Things about 'Elizabeth: The Golden Age' (as viewed by one prof and two ABDs, all of whom are early modernists). Contains things that are probably spoilers if you don't want to know exactly how the movie handles its plot.
1. We started giggling when the opening text crawl said that "holy war rages across Europe, and only England stands against Spain" -- there, now you've upset the brave little toasters Dutch Protestants, movie -- and never really managed to stop.
2. I was impressed by the way they managed to work variations on a theme of "bastard devil whorebitch" into every single line of dialogue spoken by Philip II. Who was completely if unintentionally hilarious.
3. The overwhelming impression given by the scenes set in Spain is that Spain is actually Mordor. (And, okay -- when you are an early modernist you get used to "Catholicism = Eeeeeeeeeevil" rhetoric, but this movie laid it on thickly and hamhandedly enough to actually make me kind of uncomfortable. I mean, it's one thing if you're Edmund Spenser, but these filmmakers are in no way Edmund Spenser.)
4. For all the things wrong with this movie, and there are many, Cate Blanchett is still hot.
5. But she couldn't save the movie from its dumb script, which sort of lurched along episodically in a rather rushed fashion without really making the events and the characterization cohere. It was sort of "okay, here are some ev0l Spaniards! And here's Elizabeth being badass! But now she's all weepy offstage because as the Virgin Queen she can't get laid! And now she's being all pissy and stupid about it!"
6. Which, okay, I get that the movie's doing this whole "Elizabeth was a badass but underneath it all she was anxious and lonely" thing, which is fine because, okay, she probably was, but I'm not sure that having her express this by behaving like an ill-tempered high school girl around Ralegh is really the best way of accomplishing that characterization.
7. The fact that Clive Owen failed to have much chemistry with either Blanchett or Abbie Cornish, who played Bess Throckmorton, made the film's central love triangle fall flat flat flat. Although Blanchett and Cornish did have chemistry. Indeed, it totally read like Elizabeth and Bess were getting it on, and we all approved of this. Ralegh OTOH mostly sounded like he was talking about his cock a lot.

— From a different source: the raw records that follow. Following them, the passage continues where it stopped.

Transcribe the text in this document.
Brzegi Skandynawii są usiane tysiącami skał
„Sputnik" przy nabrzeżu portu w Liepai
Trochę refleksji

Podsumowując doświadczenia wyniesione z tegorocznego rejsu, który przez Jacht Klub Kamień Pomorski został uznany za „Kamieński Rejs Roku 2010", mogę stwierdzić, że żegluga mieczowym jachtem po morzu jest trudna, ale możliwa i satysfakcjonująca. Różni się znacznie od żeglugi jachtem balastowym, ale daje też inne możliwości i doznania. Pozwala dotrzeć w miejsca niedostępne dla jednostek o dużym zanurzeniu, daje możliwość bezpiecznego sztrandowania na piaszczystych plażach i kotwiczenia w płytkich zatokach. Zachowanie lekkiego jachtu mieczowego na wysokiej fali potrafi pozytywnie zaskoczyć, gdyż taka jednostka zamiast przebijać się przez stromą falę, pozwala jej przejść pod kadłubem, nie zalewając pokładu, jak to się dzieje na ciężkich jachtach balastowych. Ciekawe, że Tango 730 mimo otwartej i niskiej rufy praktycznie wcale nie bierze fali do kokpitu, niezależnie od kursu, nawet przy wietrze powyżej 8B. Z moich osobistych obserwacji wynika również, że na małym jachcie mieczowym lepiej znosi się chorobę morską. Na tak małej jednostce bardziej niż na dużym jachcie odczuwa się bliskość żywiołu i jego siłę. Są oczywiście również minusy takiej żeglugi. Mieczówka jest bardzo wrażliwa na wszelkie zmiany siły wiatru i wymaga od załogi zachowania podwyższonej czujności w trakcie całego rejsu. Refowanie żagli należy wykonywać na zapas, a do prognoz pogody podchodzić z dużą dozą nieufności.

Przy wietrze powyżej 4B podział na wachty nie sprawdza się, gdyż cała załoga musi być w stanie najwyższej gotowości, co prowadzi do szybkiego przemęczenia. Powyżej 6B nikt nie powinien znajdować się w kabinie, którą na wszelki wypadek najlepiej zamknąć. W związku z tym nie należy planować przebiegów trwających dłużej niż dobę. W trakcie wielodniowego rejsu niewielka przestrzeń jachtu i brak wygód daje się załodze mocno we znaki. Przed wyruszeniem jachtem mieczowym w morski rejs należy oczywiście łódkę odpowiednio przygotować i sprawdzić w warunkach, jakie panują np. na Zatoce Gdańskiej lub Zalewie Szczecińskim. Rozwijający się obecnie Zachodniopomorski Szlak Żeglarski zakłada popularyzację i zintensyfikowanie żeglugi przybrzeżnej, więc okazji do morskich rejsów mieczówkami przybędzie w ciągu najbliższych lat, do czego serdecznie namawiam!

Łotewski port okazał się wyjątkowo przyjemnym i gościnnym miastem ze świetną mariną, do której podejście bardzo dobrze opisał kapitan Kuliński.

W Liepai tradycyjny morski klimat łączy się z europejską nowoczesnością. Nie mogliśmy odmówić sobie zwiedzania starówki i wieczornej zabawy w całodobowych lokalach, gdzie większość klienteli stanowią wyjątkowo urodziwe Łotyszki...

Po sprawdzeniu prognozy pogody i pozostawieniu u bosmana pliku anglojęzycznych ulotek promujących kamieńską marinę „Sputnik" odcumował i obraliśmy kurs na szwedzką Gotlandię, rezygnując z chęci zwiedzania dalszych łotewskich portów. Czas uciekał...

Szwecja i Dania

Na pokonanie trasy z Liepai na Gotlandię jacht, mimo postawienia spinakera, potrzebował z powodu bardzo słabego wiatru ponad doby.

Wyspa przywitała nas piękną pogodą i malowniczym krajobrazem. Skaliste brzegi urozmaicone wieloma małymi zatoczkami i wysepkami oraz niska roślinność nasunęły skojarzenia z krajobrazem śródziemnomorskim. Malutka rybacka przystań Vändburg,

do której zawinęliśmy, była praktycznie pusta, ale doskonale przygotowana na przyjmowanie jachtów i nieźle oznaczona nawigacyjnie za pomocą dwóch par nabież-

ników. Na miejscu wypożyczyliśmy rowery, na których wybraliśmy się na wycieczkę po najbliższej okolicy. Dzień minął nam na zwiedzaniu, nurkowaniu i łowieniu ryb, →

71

8. On which note, "MY BITCHES WEAR MY COLLAR" is possibly the best line ever spoken on film.
9. However, the fact that the love triangle took up much of the film was annoying because, when it was not being hilarious, it was actually sort of boring.
10. At one point Ralegh is made to say "I am not a courtier." How the hell is Sir Walter fucking Ralegh not a courtier? Seriously.
11. The stuff with the also-ev0l (mostly) English Catholics was sort of perfunctory and unsatisfying, too, and the Mary Queen of Scots stuff wasn't much better, although Samantha Morton was actually okayish in the part given that she just sort of turned up every so often to write letters and remark that she was the real queen, bitches. Her accent was kind of unfortunate though.
12. The scene where Mary is executed was terrific, though (even if it didn't quite manage all the unpleasantness of the real one). The fact that there was no dialogue helped a lot.
13. There's a scene right before things start going boom where Ralegh is seen riding on this giant dragony-looking battering-ram/ship figurehead thingie and it's like, okay, phallic much?
14. The Tilbury speech in the film included almost nothing of the real one, which was deeply irritating. I came into this movie with ONE EXPECTATION and that was that we'd get to hear Cate Blanchett say "I know I have the body of a weak and feeble woman, but I have the heart and stomach of a king," and the movie DID NOT MEET THAT EXPECTATION. Bah.
15. The storm that contributed substantially to the pwning of the Armada is juxtaposed with shots of Elizabeth walking out onto a cliff in a white nightie and no wig, sort of like she's Nuclear Galadriel from LotR. Clearly, the moral of the story is that Elizabeth is magical, and Sir Walter Ralegh's enormous penis saved the day.
...so, yeah. Not really much of a success on any level, except that it all looked very pretty, but it was rushed and just not really impressive. It suffered from a lot of the problems the first one did -- that any one of the major plot foci is interesting enough in its own right to be a whole movie -- only even more so, and if you know anything about what's supposed to be going on, it's really unsatisfying, and the stuff that gets into the movie never really manages to be compelling in its own right.
Oh, and on a minor mise-en-scene note, I was really amused that the angels painted on the wall behind Elizabeth's throne in some scenes are copied from the ones in the Wilton Diptych, but not as amused as I was when the
Rainbow portrait showed up in the background.
On the wall in Walsingham's bedroom.
Really, this is not something I wanted to think much about.